Au printemps 2001, des responsables de la FDA ont rencontré des représentants de Purdue Pharma pour élaborer un “plan de gestion des risques” pour l’abus d’OxyContin. Peu de temps après, l’étiquette du médicament a été modifiée pour supprimer l’affirmation selon laquelle l’OxyContin était moins susceptible d’être détourné ; elle a été remplacée par un “avertissement encadré”, le niveau d’avertissement le plus élevé pouvant être associé à un produit. Mais ces modifications étaient trop peu, trop tard – à ce moment-là, l’augmentation alarmante de l’addiction et des décès avait attiré l’attention d’autres organismes de réglementation. L’OxyContin est rapidement devenu l’objet d’un plan d’action national ciblé par la DEA (Drug Enforcement Administration), une première dans l’histoire de l’agence. En 2002, la première enquête fédérale sur Purdue Pharma a été lancée en Virginie, portant sur les pratiques de marketing de l’entreprise et ses affirmations concernant le potentiel addictif du médicament. Cette enquête s’est finalement terminée en 2007 par un accord de plaidoyer ; Purdue a été condamnée à une amende de 634,5 millions de dollars pour avoir trompé délibérément sur le marquage de l’OxyContin. Il s’agissait d’une victoire en demi-teinte pour les procureurs, qui avaient recommandé des accusations criminelles contre les principaux dirigeants de Purdue, ce qui aurait pu entraîner des peines de prison. Mais le combat juridique ne faisait que commencer.
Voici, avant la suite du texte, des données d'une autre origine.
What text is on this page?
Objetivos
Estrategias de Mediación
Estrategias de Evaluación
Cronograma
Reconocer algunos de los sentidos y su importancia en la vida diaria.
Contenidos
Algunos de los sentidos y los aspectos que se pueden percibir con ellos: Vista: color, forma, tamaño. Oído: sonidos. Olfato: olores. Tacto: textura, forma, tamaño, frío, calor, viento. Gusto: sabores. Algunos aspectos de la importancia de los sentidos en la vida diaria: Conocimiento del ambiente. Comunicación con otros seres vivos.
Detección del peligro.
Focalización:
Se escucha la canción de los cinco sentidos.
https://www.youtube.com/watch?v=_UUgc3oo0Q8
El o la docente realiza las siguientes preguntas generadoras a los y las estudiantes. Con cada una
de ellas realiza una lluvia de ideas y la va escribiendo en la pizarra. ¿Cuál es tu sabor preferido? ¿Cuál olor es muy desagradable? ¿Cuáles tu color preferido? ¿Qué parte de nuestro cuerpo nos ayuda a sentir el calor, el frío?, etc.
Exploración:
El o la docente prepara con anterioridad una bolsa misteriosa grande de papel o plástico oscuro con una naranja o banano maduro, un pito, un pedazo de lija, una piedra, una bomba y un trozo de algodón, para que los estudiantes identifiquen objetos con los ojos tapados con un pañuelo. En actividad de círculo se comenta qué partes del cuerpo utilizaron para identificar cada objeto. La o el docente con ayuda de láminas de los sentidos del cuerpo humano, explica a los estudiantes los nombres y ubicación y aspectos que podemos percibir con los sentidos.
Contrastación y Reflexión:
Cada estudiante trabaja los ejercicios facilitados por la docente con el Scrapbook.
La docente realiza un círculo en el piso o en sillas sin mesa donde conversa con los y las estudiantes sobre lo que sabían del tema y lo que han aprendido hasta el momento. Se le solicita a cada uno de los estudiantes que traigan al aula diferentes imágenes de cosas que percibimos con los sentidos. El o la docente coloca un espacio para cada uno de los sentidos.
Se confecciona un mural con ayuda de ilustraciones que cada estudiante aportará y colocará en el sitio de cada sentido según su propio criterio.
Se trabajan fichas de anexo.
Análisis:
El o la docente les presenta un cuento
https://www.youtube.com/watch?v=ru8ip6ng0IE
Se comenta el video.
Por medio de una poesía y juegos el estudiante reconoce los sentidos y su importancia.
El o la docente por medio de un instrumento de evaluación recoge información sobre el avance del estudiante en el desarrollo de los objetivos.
**Près de 3 000 poursuites ont été intentées contre Purdue Pharma dans le cadre de la crise des opioïdes**
À l’automne 2019, Purdue a déposé le bilan, après avoir été visée par plus de 2 600 poursuites fédérales et étatiques. Au moment de la dissolution de l’entreprise deux ans plus tard, ce chiffre s’élevait à près de 3 000. En octobre 2020, l’entreprise a accepté de plaider coupable à des accusations criminelles liées à son marketing de l’OxyContin, reconnaissant avoir escroqué les agences fédérales de santé, enfreint les lois anti-pots-de-vin et commercialisé des opioïdes auprès de médecins suspectés de rédiger des ordonnances illégales. Les sanctions combinées d’environ 8,3 milliards de dollars étaient les plus élevées jamais imposées à un fabricant de produits pharmaceutiques et ont conclu une enquête fédérale de plusieurs années sur l’entreprise. Cet accord a été vivement critiqué pour avoir protégé les Sackler eux-mêmes de toute responsabilité, et plusieurs États ont fait appel de la décision du juge. Le procureur général de l’État de Washington, Bob Ferguson, a déclaré que l’accord était “morale et juridiquement en faillite”, permettant aux Sackler “de partir en milliardaires avec un bouclier juridique à vie”. Mais au printemps 2023, une cour d’appel a confirmé la décision originale, donnant aux Sackler une immunité totale de toute action en justice civile (mais pas criminelle) liée à Purdue Pharma, en échange de paiements totalisant 6 milliards de dollars aux milliers de plaignants dans les diverses poursuites.
L’objectif de la série Painkiller est de raconter “l’histoire des origines de la collision entre la médecine et l’argent” qui a permis à la crise des opioïdes de se dérouler comme elle l’a fait, mettant en évidence non seulement les tactiques de marketing néfastes des Sackler, mais aussi comment ils ont été aidés et favorisés par un complexe industriel pharmaceutique obsédé par les profits plutôt que par les personnes. “On ne peut pas comprendre l’épidémie sans regarder tous les participants”, a déclaré Eric Newman, producteur exécutif. “Ceux qui l’ont fait, ceux qui l’ont laissé se produire, ceux qui ont souffert – et ceux qui ont tiré la sonnette d’alarme”.